The hydrocracking process of this invention is especially useful in the production of middle distillate fractions boiling in the range of about 250-700 F (121-371 C). A middle distillate fraction is defined as having a boiling range from about 250 to 700 F. The term middle distillate includes the diesel, jet fuel and kerosene boiling range fractions. The kerosene or jet fuel boiling point range refers to the range between 280 and 525 F (138-274 C). The term diesel boiling range refers to hydrocarbons boiling in the range from 250 to 700 F (121-371 C).
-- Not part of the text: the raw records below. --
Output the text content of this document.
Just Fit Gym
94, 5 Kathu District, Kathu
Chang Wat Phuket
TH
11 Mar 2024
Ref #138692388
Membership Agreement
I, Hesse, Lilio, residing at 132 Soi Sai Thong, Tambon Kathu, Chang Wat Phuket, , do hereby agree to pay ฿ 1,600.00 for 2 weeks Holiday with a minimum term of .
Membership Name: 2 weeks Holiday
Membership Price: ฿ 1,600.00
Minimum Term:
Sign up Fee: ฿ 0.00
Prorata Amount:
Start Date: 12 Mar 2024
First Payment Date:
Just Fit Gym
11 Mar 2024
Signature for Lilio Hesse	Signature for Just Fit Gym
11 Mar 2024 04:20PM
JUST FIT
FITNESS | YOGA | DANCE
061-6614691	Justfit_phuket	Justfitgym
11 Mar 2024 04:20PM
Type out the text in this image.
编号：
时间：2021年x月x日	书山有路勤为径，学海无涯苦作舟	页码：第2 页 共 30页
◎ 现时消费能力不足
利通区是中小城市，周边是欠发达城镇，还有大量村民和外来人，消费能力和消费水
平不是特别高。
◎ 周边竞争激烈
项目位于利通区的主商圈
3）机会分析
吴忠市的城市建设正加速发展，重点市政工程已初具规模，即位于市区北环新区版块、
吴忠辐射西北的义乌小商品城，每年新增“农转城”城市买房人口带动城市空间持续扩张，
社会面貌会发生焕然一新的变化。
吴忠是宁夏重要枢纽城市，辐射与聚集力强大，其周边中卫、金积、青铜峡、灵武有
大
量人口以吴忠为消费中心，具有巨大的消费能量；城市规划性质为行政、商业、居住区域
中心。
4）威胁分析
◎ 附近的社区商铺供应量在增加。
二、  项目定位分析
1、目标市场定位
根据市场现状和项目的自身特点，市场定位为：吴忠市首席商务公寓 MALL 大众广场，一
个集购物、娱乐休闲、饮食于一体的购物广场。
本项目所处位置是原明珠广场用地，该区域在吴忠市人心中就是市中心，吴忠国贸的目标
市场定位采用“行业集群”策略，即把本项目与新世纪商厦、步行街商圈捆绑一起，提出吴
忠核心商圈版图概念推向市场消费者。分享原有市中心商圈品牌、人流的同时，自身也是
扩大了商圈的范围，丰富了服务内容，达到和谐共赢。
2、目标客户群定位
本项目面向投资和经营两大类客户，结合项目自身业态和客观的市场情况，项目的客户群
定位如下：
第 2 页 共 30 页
Gasoline or naphtha normally boils in the range below 400 (204 C). Boiling ranges of various product fractions recovered in any particular refinery will vary with such factors as the characteristics of the crude oil source, local refinery markets and product prices.
Hydroprocessing conditions is a general term which refers primarily in this application to hydrocracking or hydrotreating, preferably hydrocracking.
Hydrotreating conditions include a reaction temperature between 400 F-900 F (204)C-482 C), preferably 650 F-850 F (343 C -454 C); a pressure between 500 to 5000 psig (pounds per square inch gauge) (3.5-34.6 MPa), preferably 1000 to 3000 psig (7.0-20.8 MPa); a feed rate (LHSV) of 0.5 hr (1) to 20 hr (1) (v/v); and overall hydrogen consumption 300 to 2000 scf per barrel of liquid hydrocarbon feed (53.4-356 m (3)/m (3)feed).
Typical hydrocracking conditions include a reaction temperature of from 400 F-950 F (204 C-510 C), preferably 650 F-850 F (343 C-454 C). Reaction pressure ranges from 500 to 5000 psig (3.5-34.5 MPa), preferably 1500-3500 psig (10.4-24.2 MPa). LHSV ranges from 0.1 to 15 hr (1)(v/v), preferably 0.25-2.5 hr (1). Hydrogen consumption ranges from 500 to 2500 scf per barrel of liquid hydrocarbon feed (89.1445 m (3)H (2)/m (3)feed).
A hydroprocessing zone may contain only one catalyst, or several catalysts in combination.
The hydrocracking catalyst generally comprises a cracking component, a hydrogenation component and a binder. Such catalysts are well known in the art. The cracking component may include an amorphous silica/alumina phase and/or a zeolite, such as a Y-type or USY zeolite. Catalysts having high cracking activity often employ REX, REY and USY zeolites. The binder is generally silica or alumina. The hydrogenation component will be a Group VI, Group VII, or Group VIII metal or oxides or sulfides thereof, preferably one or more of molybdenum, tungsten, cobalt, or nickel, or the sulfides or oxides thereof. If present in the catalyst, these hydrogenation components generally make up from about 5% to about 40% by weight of the catalyst. Alternatively, noble metals(preferably used in lower beds), especially platinum and/or palladium, may be present as the hydrogenation component, either alone or in combination with the base metal hydrogenation components molybdenum, tungsten, cobalt, or nickel. If present, the platinum group metals will generally make up from about 0.1% to about 2% by weight of the catalyst.
Hydrotreating catalyst is preferably used in the upper beds. Hydrotreating catalysts will typically be a composite of a Group VI metal or compound thereof, and a Group VIII metal or compound thereof supported on a porous refractory base such as alumina. Examples of hydrotreating catalysts are alumina supported cobalt-molybdenum, nickel sulfide, nickel-tungsten, cobalt-tungsten and nickel-molybdenum. Typically, such hydrotreating catalysts are presulfided.